S.H. from New London County, Connecticut writes:
Dear Mister Condo,
I had an issue with my HOA over an irrigation pipe a few years back. After much disagreement with the Board Members and inaction, they sued me because I would not turn the pipe on because they promised to fix the system and did not. I won the case and the irrigation system was moved out plus my legal fees were paid. Ever since, the Board has been trying to get me to move out. They are not repairing gutters, I had flooding from backup of mulch in my condenser pipe causing flooding into my home, no heat or air conditioning due to lack of access to my condenser unit and now have large potholes and water in my garage from lack of maintenance to the drive and I paid $5k for repairs. When I try to speak to Board members they refuse and the Maintenance Company is also trying to get by without repairs because the Board wants them to do as little as possible for my Unit. The only person I hear from is the HOA’s Attorney with threats.

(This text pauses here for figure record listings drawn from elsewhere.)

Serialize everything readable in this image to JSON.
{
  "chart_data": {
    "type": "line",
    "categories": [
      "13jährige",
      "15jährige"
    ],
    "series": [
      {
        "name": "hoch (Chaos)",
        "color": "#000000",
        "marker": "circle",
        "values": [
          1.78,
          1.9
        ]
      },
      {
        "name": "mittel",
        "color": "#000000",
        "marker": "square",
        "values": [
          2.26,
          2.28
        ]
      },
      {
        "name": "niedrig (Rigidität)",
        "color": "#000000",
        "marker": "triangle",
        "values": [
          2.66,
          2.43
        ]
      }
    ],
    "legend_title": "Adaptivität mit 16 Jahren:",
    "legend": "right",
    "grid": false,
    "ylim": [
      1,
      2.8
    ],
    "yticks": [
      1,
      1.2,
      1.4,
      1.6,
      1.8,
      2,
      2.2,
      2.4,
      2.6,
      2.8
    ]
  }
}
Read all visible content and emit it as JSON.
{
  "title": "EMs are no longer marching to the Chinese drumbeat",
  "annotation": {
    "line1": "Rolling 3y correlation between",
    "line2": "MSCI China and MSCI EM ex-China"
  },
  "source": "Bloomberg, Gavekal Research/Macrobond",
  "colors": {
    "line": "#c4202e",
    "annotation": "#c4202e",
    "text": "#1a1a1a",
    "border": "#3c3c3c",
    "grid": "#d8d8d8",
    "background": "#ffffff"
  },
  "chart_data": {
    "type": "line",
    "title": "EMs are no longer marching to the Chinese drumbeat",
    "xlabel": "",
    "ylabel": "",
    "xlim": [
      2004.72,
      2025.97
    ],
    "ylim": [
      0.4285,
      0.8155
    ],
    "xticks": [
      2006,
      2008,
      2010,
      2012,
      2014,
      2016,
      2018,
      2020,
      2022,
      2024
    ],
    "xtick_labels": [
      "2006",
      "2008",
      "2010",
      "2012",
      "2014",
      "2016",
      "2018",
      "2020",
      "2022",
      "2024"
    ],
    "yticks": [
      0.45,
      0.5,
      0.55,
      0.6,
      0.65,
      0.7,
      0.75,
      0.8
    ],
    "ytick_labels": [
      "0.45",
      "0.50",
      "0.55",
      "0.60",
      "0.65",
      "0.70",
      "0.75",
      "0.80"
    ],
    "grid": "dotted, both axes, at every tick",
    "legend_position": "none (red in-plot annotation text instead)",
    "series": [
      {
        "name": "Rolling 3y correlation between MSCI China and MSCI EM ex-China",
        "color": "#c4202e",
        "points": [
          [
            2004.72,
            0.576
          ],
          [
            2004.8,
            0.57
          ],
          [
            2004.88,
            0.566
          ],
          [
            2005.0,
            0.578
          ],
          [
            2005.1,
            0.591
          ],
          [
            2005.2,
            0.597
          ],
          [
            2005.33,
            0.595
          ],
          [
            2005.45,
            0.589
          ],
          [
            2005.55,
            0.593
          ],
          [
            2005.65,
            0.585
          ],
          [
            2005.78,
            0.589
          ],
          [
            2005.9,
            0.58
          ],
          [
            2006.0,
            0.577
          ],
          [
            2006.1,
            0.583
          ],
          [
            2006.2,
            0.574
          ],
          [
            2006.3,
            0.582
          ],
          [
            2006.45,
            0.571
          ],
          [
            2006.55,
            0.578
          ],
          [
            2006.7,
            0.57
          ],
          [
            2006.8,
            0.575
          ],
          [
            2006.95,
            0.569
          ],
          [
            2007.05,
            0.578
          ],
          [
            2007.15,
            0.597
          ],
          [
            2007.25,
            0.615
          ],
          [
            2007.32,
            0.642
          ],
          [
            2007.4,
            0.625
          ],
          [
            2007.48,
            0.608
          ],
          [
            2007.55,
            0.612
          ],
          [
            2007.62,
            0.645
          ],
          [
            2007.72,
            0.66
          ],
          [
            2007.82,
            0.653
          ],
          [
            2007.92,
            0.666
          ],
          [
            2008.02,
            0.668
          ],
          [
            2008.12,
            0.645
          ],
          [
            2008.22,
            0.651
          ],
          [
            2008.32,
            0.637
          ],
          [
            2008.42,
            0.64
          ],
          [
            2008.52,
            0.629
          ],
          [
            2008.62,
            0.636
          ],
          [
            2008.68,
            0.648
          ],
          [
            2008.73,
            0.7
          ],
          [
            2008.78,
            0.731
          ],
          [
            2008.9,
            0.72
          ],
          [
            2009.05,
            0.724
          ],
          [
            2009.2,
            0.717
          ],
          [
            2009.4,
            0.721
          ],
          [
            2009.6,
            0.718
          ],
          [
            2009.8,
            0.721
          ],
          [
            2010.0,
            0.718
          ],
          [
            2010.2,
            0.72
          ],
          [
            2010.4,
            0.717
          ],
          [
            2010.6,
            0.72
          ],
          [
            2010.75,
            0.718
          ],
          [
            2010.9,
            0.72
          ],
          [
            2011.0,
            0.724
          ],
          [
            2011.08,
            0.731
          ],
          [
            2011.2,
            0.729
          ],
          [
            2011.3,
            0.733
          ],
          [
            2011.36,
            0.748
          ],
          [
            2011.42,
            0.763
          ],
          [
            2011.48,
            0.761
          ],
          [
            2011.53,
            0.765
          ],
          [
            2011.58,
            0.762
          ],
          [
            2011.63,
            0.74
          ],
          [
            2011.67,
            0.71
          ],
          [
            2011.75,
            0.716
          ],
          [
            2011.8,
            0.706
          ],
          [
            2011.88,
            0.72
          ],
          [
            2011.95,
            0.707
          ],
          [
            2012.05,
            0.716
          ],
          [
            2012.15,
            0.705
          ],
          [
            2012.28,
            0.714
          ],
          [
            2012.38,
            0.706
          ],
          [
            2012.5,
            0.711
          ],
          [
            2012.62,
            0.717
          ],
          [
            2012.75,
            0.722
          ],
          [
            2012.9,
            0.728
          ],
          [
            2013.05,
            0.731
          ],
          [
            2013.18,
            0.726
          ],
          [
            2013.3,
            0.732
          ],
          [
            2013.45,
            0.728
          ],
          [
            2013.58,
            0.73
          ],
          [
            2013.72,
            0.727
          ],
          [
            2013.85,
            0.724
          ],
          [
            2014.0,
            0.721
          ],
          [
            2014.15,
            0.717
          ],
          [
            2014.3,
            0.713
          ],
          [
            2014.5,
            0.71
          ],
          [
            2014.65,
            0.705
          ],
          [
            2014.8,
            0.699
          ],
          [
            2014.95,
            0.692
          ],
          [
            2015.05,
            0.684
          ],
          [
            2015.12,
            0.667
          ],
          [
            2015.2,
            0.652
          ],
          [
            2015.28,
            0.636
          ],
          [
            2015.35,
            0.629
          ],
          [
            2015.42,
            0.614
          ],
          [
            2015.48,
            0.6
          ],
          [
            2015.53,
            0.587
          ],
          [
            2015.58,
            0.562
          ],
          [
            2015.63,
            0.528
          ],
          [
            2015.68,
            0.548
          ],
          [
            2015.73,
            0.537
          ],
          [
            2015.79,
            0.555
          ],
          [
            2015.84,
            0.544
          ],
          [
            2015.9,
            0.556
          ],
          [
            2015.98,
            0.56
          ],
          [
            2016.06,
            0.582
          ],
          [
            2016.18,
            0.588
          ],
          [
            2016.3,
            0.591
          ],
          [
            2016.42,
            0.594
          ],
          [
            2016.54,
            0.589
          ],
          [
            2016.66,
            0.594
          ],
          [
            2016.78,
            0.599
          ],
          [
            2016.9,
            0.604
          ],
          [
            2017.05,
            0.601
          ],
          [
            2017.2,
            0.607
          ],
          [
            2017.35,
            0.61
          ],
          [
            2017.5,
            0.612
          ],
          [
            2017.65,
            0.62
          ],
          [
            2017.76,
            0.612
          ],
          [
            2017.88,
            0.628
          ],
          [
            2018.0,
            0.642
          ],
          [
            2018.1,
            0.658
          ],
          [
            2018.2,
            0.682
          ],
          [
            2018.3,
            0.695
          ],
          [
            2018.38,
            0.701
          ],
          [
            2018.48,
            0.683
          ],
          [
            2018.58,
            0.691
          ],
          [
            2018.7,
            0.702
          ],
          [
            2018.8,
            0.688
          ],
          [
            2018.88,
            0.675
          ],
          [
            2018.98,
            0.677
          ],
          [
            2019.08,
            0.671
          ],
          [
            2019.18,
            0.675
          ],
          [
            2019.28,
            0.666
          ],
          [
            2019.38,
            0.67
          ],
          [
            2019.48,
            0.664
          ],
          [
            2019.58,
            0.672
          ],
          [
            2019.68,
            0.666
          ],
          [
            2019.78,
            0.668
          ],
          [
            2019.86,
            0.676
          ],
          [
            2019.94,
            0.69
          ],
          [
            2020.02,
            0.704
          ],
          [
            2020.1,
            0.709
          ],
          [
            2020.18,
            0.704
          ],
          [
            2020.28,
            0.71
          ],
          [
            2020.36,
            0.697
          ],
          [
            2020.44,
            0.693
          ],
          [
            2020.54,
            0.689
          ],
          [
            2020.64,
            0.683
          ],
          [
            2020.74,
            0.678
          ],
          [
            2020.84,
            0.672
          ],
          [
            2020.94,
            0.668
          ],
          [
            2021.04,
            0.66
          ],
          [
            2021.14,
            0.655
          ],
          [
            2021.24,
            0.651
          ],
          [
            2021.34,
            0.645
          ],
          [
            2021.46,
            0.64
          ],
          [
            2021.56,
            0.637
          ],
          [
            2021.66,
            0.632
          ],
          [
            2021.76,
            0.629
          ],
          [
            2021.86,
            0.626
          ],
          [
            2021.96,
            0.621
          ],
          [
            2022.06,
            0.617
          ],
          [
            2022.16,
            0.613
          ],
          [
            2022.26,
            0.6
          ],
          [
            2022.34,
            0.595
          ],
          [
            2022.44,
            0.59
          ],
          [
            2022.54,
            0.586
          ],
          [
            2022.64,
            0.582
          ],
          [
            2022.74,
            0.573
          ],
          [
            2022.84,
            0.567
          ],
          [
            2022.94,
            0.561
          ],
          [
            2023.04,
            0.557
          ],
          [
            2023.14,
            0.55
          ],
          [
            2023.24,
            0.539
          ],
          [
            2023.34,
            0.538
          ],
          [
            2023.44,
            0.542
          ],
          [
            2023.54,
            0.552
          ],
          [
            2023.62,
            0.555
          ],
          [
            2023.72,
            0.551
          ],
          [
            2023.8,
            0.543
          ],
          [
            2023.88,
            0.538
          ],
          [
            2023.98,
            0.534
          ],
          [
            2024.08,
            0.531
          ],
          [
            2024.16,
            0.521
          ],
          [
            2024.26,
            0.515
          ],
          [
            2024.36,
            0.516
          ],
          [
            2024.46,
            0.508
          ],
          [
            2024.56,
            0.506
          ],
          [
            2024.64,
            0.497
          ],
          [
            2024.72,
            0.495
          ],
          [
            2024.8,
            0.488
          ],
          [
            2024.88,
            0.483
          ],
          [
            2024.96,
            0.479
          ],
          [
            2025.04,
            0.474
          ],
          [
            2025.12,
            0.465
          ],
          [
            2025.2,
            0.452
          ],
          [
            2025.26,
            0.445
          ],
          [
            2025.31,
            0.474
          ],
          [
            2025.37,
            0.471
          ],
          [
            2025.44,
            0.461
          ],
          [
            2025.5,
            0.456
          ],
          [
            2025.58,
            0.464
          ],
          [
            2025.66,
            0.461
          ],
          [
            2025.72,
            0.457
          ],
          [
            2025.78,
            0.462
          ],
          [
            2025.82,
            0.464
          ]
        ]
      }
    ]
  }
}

I do not want to go to the expense of hiring an Attorney each time these situations come up or have no action taken to protect my property. My question: is there any advice you can give me on how to deal with a difficult HOA and can they refuse to respond to a homeowner and work through their attorney? I do not feel I should have to pay for an attorney to work out every repair issue. Thank you, Frustrated
Mister Condo replies:
S.H., I am sorry that you and your Board aren’t able to work together more harmoniously. As you have pointed out, there is bad blood from the earlier lawsuit. An attorney friend of mine once said that was life was easier during prehistoric times, we would just beat each other over the head until there was a victor. In modern times, we hit each other over the head with high-priced attorneys to accomplish pretty much the same thing. Joking aside, you have a serious problem here and since the Board isn’t willing to speak to you without an attorney, my best advice to you is to arm yourself with the same, even though it can get expensive. The last time you did so, not only did you prevail, but you also got the association to pay for your legal fees, effectively costing you nothing for the advice of the attorney. The association can certainly use an attorney whenever they see fit. It is expensive and likely unnecessary but they have been down this road before and lost so they may think they are best off using the attorney to protect themselves. You have the right to proper maintenance as outlined in your governing documents. If the association is falling short of their responsibilities, you may have little choice but to sue them again. As last time, be sure to have your attorney include any legal fees in the suit so you are not out of pocket at the end of the process. Other than that, your only other option is to get more reasonable Board members elected. These folks are all volunteer leaders from within your community. As long as your fellow unit owners continue to elect them, I wouldn’t expect much to change. Good luck!